Should we use Apache's HTTP2?
Update: As of Apache 2.4.26, mod_http2 is no longer considered experimental. Answer below has been updated to reflect this.
Also note that mod_http2_proxy is still considered experimental.
The Experimental Tag is added when functionality is first added and, as the text explains, warns that the implementation, options and APIs may be subject to change. Therefore, if using an Experimental feature, you should carefully read the Changes file when you install any subsequent updates to ensure that you are made aware of any changes you will need to make.
The Experimental tag does not mean that the implementation is unstable. Unstable options will not generally be added directly to the main Apache source tree and instead will be handled as separate installable modules.
Saying that, to use HTTP/2 you will need to upgrade to 2.4.17 at least but really should upgrade to latest (2.4.26 at time of writing) as this module is changing quite a bit, has had a number of bug and performance improvements since launch and has even addressed a number of CVEs (including: 2016-1546, 2016-8740 and 2017-7659). That's not to say it's particularly buggy or dangerous, and there are plenty of other CVEs in Apache (and pretty much all other software) but it means you really should run the latest version.

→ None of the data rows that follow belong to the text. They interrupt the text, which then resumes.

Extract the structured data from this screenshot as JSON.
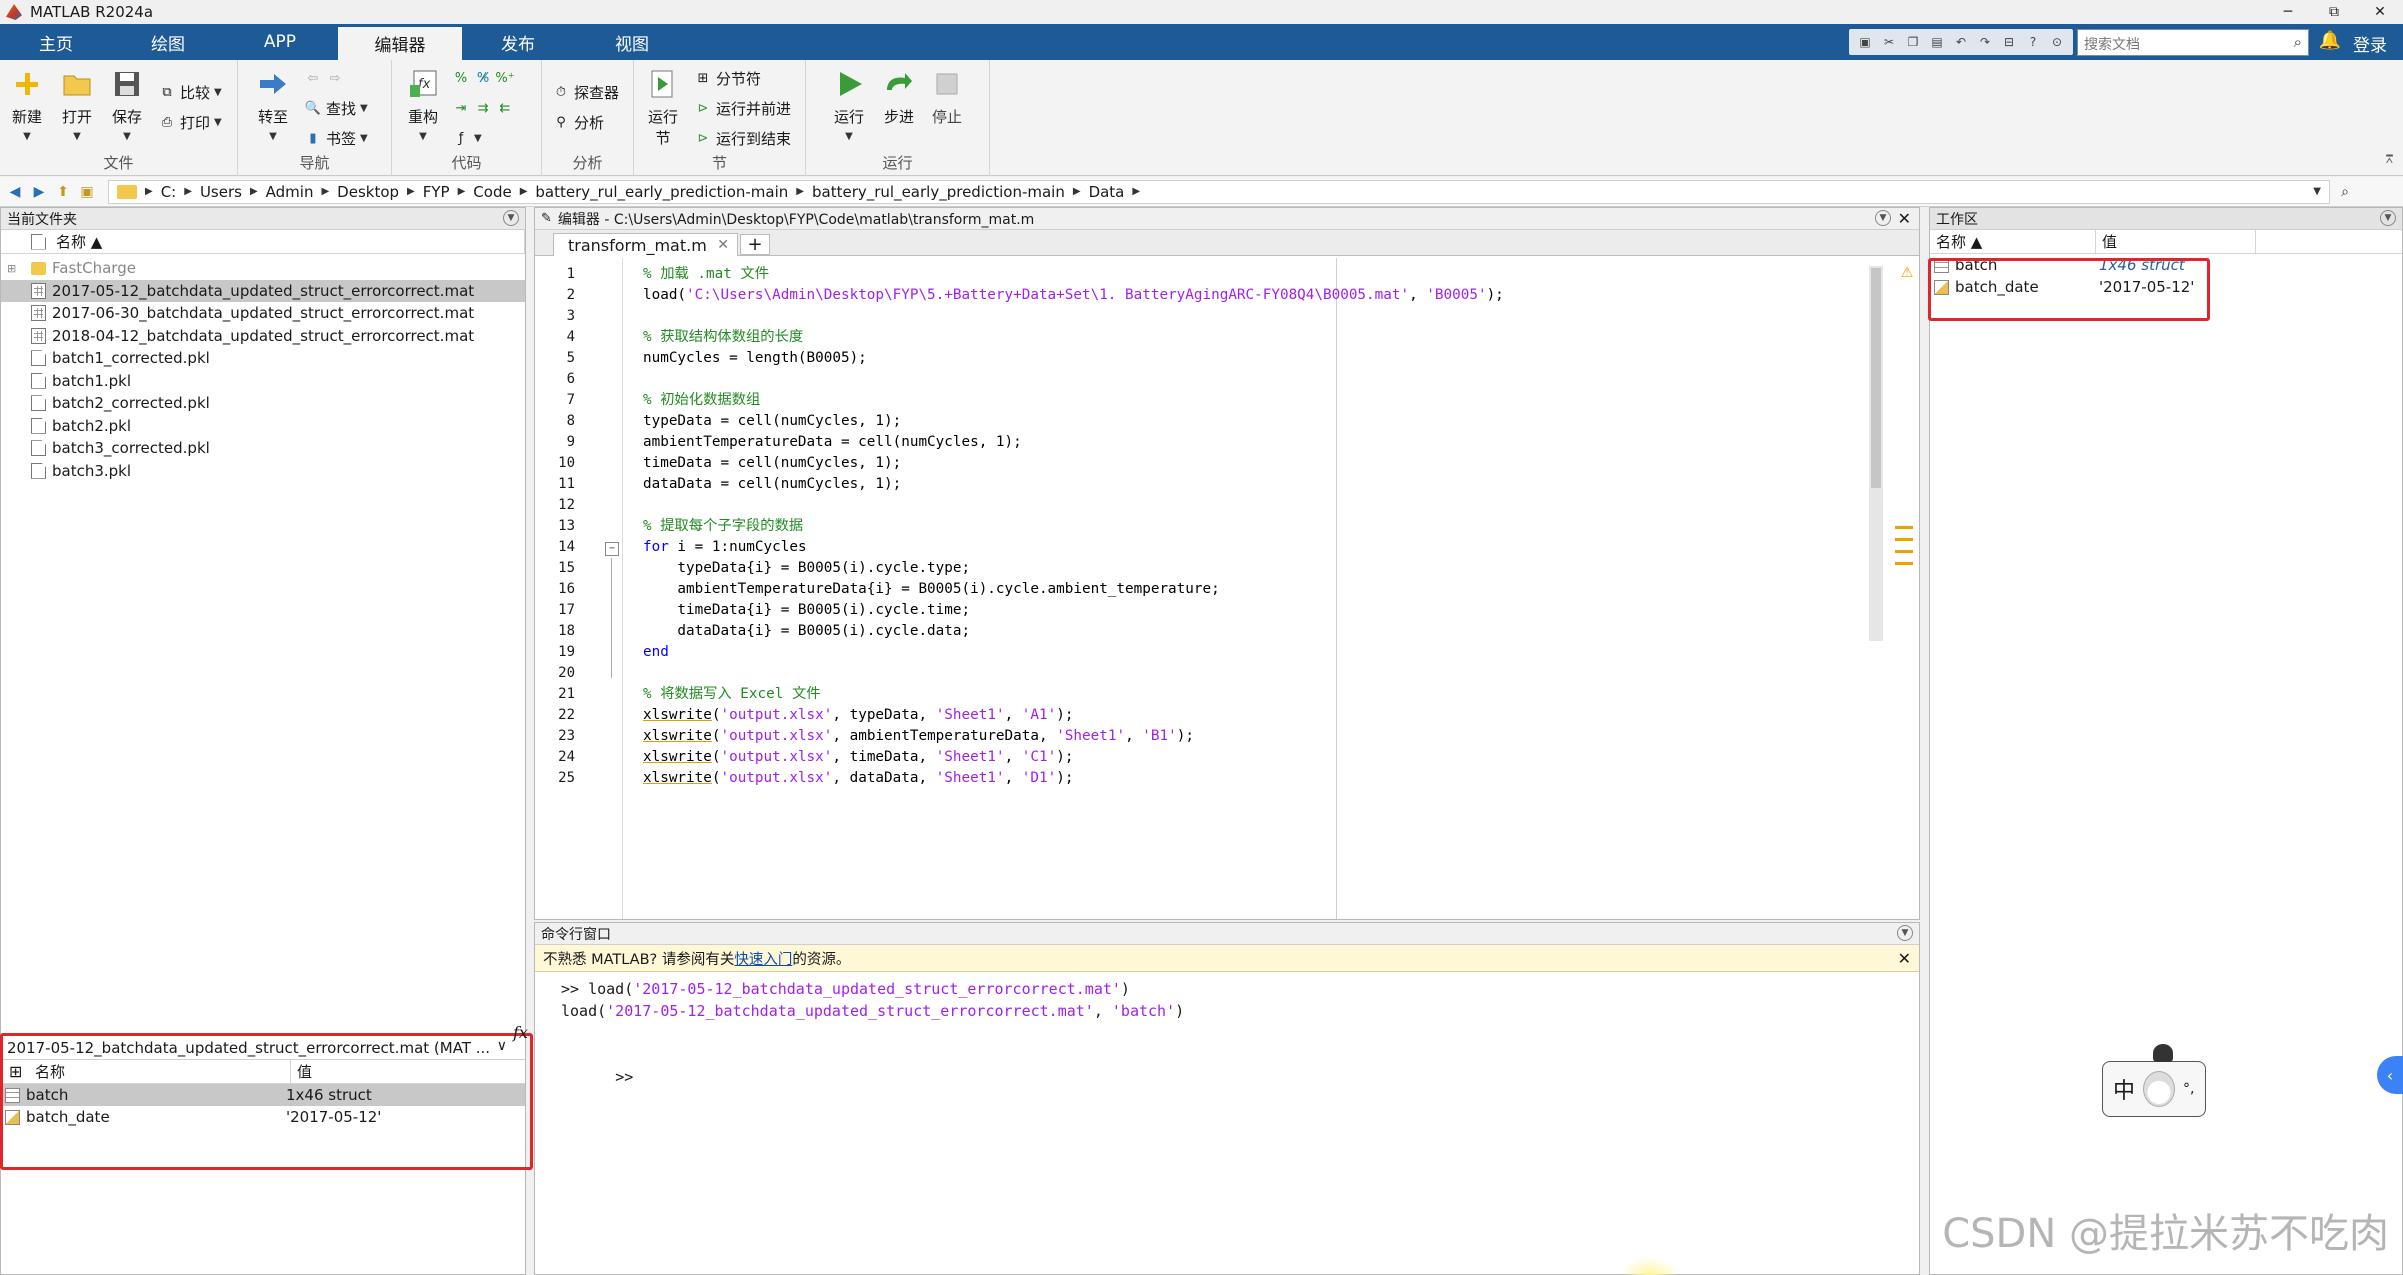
{
  "window": {
    "title": "MATLAB R2024a",
    "minimize": "─",
    "restore": "⧉",
    "close": "✕"
  },
  "ribbon_tabs": [
    "主页",
    "绘图",
    "APP",
    "编辑器",
    "发布",
    "视图"
  ],
  "active_tab": "编辑器",
  "toolbar": {
    "search_placeholder": "搜索文档",
    "login": "登录"
  },
  "ribbon": {
    "file": {
      "label": "文件",
      "new": "新建",
      "open": "打开",
      "save": "保存",
      "compare": "比较",
      "print": "打印"
    },
    "navigate": {
      "label": "导航",
      "goto": "转至",
      "find": "查找",
      "bookmark": "书签"
    },
    "code": {
      "label": "代码",
      "refactor": "重构"
    },
    "analyze": {
      "label": "分析",
      "explorer": "探查器",
      "analyze": "分析"
    },
    "section": {
      "label": "节",
      "run_section_l1": "运行",
      "run_section_l2": "节",
      "section_break": "分节符",
      "run_advance": "运行并前进",
      "run_to_end": "运行到结束"
    },
    "run": {
      "label": "运行",
      "run": "运行",
      "step": "步进",
      "stop": "停止"
    }
  },
  "path": [
    "C:",
    "Users",
    "Admin",
    "Desktop",
    "FYP",
    "Code",
    "battery_rul_early_prediction-main",
    "battery_rul_early_prediction-main",
    "Data"
  ],
  "current_folder": {
    "title": "当前文件夹",
    "col_name": "名称 ▲",
    "items": [
      {
        "name": "FastCharge",
        "type": "folder",
        "muted": true
      },
      {
        "name": "2017-05-12_batchdata_updated_struct_errorcorrect.mat",
        "type": "mat",
        "selected": true
      },
      {
        "name": "2017-06-30_batchdata_updated_struct_errorcorrect.mat",
        "type": "mat"
      },
      {
        "name": "2018-04-12_batchdata_updated_struct_errorcorrect.mat",
        "type": "mat"
      },
      {
        "name": "batch1_corrected.pkl",
        "type": "pkl"
      },
      {
        "name": "batch1.pkl",
        "type": "pkl"
      },
      {
        "name": "batch2_corrected.pkl",
        "type": "pkl"
      },
      {
        "name": "batch2.pkl",
        "type": "pkl"
      },
      {
        "name": "batch3_corrected.pkl",
        "type": "pkl"
      },
      {
        "name": "batch3.pkl",
        "type": "pkl"
      }
    ]
  },
  "details": {
    "title": "2017-05-12_batchdata_updated_struct_errorcorrect.mat  (MAT ...",
    "col_name": "名称",
    "col_value": "值",
    "rows": [
      {
        "name": "batch",
        "value": "1x46 struct",
        "selected": true
      },
      {
        "name": "batch_date",
        "value": "'2017-05-12'"
      }
    ]
  },
  "editor": {
    "title": "编辑器 - C:\\Users\\Admin\\Desktop\\FYP\\Code\\matlab\\transform_mat.m",
    "tab": "transform_mat.m",
    "plus": "+",
    "lines": [
      "1",
      "2",
      "3",
      "4",
      "5",
      "6",
      "7",
      "8",
      "9",
      "10",
      "11",
      "12",
      "13",
      "14",
      "15",
      "16",
      "17",
      "18",
      "19",
      "20",
      "21",
      "22",
      "23",
      "24",
      "25"
    ],
    "code": {
      "l1": "% 加载 .mat 文件",
      "l2a": "load(",
      "l2s": "'C:\\Users\\Admin\\Desktop\\FYP\\5.+Battery+Data+Set\\1. BatteryAgingARC-FY08Q4\\B0005.mat'",
      "l2b": ", ",
      "l2s2": "'B0005'",
      "l2c": ");",
      "l4": "% 获取结构体数组的长度",
      "l5": "numCycles = length(B0005);",
      "l7": "% 初始化数据数组",
      "l8": "typeData = cell(numCycles, 1);",
      "l9": "ambientTemperatureData = cell(numCycles, 1);",
      "l10": "timeData = cell(numCycles, 1);",
      "l11": "dataData = cell(numCycles, 1);",
      "l13": "% 提取每个子字段的数据",
      "l14k": "for",
      "l14": " i = 1:numCycles",
      "l15": "    typeData{i} = B0005(i).cycle.type;",
      "l16": "    ambientTemperatureData{i} = B0005(i).cycle.ambient_temperature;",
      "l17": "    timeData{i} = B0005(i).cycle.time;",
      "l18": "    dataData{i} = B0005(i).cycle.data;",
      "l19": "end",
      "l21": "% 将数据写入 Excel 文件",
      "l22f": "xlswrite",
      "l22a": "(",
      "l22s1": "'output.xlsx'",
      "l22b": ", typeData, ",
      "l22s2": "'Sheet1'",
      "l22c": ", ",
      "l22s3": "'A1'",
      "l22d": ");",
      "l23f": "xlswrite",
      "l23a": "(",
      "l23s1": "'output.xlsx'",
      "l23b": ", ambientTemperatureData, ",
      "l23s2": "'Sheet1'",
      "l23c": ", ",
      "l23s3": "'B1'",
      "l23d": ");",
      "l24f": "xlswrite",
      "l24a": "(",
      "l24s1": "'output.xlsx'",
      "l24b": ", timeData, ",
      "l24s2": "'Sheet1'",
      "l24c": ", ",
      "l24s3": "'C1'",
      "l24d": ");",
      "l25f": "xlswrite",
      "l25a": "(",
      "l25s1": "'output.xlsx'",
      "l25b": ", dataData, ",
      "l25s2": "'Sheet1'",
      "l25c": ", ",
      "l25s3": "'D1'",
      "l25d": ");"
    }
  },
  "command": {
    "title": "命令行窗口",
    "info_pre": "不熟悉 MATLAB? 请参阅有关",
    "info_link": "快速入门",
    "info_post": "的资源。",
    "l1a": ">> load(",
    "l1s": "'2017-05-12_batchdata_updated_struct_errorcorrect.mat'",
    "l1b": ")",
    "l2a": "load(",
    "l2s": "'2017-05-12_batchdata_updated_struct_errorcorrect.mat'",
    "l2b": ", ",
    "l2s2": "'batch'",
    "l2c": ")",
    "prompt": ">>",
    "fx": "fx"
  },
  "workspace": {
    "title": "工作区",
    "col_name": "名称 ▲",
    "col_value": "值",
    "rows": [
      {
        "name": "batch",
        "value": "1x46 struct"
      },
      {
        "name": "batch_date",
        "value": "'2017-05-12'"
      }
    ]
  },
  "ime": {
    "char": "中",
    "extra": "°,"
  },
  "watermark": "CSDN @提拉米苏不吃肉",
  "colors": {
    "accent": "#1e5a96",
    "highlight": "#e0262b",
    "comment": "#228b22",
    "string": "#a020f0",
    "keyword": "#0000ff"
  }
}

You will also need to compile against OpenSSL 1.0.2 to work with Chrome and Firefox (as they only allow the newer ALPN protocol and not the older NPN protocol to negotiate the HTTP/2 connection), which may be an extra pain as most package managers don't include this yet. As of 2.4.26 Apache also supports OpenSSL 1.1.
Running newer versions, and compiling from source, rather than from package managers (e.g. yum or APT) does entail some extra effort and discipline (as they will not be as easily installed or patched) which is beyond the scope of your question but is not something to be entered into lightly. This is all assuming you're on Linux. If you're on Windows then you're probably already downloading and installing separately.
Finally to the real crux of your question. In the Apache 2.4.26 release the experimental warning was dropped for the main mod_http2
module, though it's still in place for the newer mod_proxy_http2
module. I've personally been running HTTP/2 on my personal blog site since 2.4.17 and have never had any real problems with it. It seems stable enough to me. Then again I don't get high volumes of traffic and it's not a big deal for me if it goes down. Would I run it against a real production site? Probably not until that experimental warning was removed (2.4.26). Then again, the only way that happens is if people try it out. HTTP/2 is also easy enough to switch off if it does cause problems. Basically it totally depends on your risk appetite. You can read (and subscribe) to the list of known issues at GitHub (https://github.com/icing/mod_h2/issues) and the module author is very responsive and helpful.
Not sure what are you asking about the reverse proxy functionality. Since 2.4.21 Apache introduced mod_proxy_http2
that handles HTTP/2 backends, but I would say that's even less used and tested (still marked experimental). It's also not that useful: the main benefits of HTTP/2 are over high latency networks (i.e. client-to-frontend) rather than over the low latency frontend-to-backend connections. So for now I'd have HTTP/2 on Apache but keep the reverse proxy connection to any backend infrastructure to HTTP/1. And yes this works absolutely fine, if that's what you were asking, though answers to this question claim there may be benefits to speaking HTTP/2 all the way through.